The music, however, is another matter. The first track can give an example of the range of dynamics at play here. With its various sections, it travels from a soft and unsure start to a decisive and structured rock part, with a very "exposed" bass line (it's at the front of the mix); the song is further developed with a keyboards and guitar solo and the ever present bass, which has a propelling rhythm. The song goes from high points with thrilling peaks to calmer grounds; it recapitulates previous sections and ties it all together and then goes on a new journey, further developing the main theme. The title song and the last song Orizzonti both deliver the same level of song-writing and musicianship found in the opening track and are as enjoyable.

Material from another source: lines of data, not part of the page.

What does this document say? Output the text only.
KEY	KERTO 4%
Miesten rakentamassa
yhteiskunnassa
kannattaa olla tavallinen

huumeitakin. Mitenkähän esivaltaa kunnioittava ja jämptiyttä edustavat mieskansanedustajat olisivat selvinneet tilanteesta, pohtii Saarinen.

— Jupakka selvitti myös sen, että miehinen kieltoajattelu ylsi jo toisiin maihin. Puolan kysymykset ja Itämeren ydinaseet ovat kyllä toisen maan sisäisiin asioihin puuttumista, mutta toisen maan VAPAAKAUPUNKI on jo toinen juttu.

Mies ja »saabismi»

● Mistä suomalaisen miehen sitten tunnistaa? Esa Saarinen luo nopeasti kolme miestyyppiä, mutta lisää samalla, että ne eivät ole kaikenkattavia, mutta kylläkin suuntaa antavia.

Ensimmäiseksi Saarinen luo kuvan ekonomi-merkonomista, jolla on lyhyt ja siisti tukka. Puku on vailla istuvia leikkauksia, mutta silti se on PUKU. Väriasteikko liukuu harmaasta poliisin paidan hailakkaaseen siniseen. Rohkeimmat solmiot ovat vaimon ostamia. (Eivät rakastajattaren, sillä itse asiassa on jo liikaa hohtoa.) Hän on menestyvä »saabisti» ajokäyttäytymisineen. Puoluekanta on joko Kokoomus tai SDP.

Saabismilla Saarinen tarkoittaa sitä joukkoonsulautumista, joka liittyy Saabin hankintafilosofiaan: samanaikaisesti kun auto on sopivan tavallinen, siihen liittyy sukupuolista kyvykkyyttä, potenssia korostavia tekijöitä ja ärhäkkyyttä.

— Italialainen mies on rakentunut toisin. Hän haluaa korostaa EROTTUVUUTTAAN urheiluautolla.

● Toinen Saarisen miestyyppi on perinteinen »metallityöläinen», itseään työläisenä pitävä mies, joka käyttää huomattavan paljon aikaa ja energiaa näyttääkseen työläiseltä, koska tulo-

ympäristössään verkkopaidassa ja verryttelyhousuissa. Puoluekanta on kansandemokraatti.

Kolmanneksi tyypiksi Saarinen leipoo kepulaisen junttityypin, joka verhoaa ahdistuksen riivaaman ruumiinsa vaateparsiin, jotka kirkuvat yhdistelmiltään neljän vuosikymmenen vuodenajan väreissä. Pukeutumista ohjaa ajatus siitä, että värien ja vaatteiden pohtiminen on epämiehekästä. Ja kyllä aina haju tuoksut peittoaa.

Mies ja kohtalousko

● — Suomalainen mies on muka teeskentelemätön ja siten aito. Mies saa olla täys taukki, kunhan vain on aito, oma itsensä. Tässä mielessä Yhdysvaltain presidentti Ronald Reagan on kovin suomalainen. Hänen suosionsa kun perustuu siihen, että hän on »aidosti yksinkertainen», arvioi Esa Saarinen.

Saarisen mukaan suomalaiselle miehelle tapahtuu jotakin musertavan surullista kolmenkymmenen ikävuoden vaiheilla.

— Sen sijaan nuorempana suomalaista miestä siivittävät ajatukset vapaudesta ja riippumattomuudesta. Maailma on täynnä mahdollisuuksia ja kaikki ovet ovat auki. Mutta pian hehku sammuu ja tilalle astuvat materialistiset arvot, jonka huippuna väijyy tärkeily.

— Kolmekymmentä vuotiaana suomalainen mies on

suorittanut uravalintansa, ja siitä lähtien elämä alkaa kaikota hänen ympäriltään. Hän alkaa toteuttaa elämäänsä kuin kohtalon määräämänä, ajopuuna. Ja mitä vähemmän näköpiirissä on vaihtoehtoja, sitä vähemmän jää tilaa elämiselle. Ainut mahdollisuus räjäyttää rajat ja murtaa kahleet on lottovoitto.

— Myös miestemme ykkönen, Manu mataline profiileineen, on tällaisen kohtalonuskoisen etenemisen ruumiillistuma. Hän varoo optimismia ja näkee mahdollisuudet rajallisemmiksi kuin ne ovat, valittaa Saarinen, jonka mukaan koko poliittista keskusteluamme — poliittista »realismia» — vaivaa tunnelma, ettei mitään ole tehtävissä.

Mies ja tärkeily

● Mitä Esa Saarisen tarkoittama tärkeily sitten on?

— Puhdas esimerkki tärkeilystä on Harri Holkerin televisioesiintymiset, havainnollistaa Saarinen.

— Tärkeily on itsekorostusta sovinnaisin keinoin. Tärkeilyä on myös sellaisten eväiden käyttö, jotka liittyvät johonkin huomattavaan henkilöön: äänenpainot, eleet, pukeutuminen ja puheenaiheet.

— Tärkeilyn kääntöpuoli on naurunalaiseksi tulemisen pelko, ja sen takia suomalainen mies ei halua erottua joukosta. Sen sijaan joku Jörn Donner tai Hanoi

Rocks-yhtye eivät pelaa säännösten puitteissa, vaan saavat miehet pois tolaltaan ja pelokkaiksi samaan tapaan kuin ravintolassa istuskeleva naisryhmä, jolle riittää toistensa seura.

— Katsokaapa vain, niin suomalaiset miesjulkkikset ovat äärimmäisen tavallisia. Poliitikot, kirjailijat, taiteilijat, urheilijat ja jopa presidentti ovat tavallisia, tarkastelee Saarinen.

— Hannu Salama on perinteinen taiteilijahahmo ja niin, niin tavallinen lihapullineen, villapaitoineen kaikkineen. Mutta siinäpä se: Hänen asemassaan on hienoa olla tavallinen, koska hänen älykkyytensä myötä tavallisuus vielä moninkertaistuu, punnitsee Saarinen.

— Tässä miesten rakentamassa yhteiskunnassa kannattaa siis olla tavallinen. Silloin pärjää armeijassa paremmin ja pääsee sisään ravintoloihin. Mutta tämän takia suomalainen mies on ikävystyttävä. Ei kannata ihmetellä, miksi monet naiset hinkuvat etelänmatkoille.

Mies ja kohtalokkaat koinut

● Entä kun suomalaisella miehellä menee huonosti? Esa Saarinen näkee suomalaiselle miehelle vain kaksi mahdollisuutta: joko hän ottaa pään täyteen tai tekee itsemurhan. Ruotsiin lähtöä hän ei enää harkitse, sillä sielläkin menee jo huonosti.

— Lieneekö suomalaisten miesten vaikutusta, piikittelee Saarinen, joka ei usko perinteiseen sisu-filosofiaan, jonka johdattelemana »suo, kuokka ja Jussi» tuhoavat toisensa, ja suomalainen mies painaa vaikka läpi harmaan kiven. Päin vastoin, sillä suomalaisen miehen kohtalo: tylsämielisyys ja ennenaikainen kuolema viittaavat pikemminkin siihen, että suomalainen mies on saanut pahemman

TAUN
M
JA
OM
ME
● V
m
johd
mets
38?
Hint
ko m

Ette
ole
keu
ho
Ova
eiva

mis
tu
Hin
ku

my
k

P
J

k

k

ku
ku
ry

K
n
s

My favourite track is La grande Citta, which is divided into two songs: La Notte di una Citta and Il Risveglio di una Citta. These two together form a stellar musical experience, with high emotional peaks and superb instrumental segments (here's an example where the vocals can diminish the experience). The second part, starts with an earworm keyboards line, backed up by percussion and then the bass joining it, followed by the guitar. The build up is well done as more layering, ornamentation and development is done to the original basic melody. The music becomes more powerful, more aggressive, fuller and richer until the peak. Which in turn gives way to a side-development of that tune. This is classic progressive rock that isn't too complicated or pretentious, but rather relies and relishes in the fun form of rock and simply adds some little sophistication to it, but the raw energy and power are there to enjoy. Too bad they end the song in a clear-cut manner; I'd have preferred a subtler ending that would better fit the spirit of the song.

Despite the flaws I've mentioned, I find this a compelling album; the music is too good to not listen to, despite the issues I mentioned above. They take simple melodies and make them more interesting and special and build up on them to create an appealing piece with their craftsmanship. Worth getting!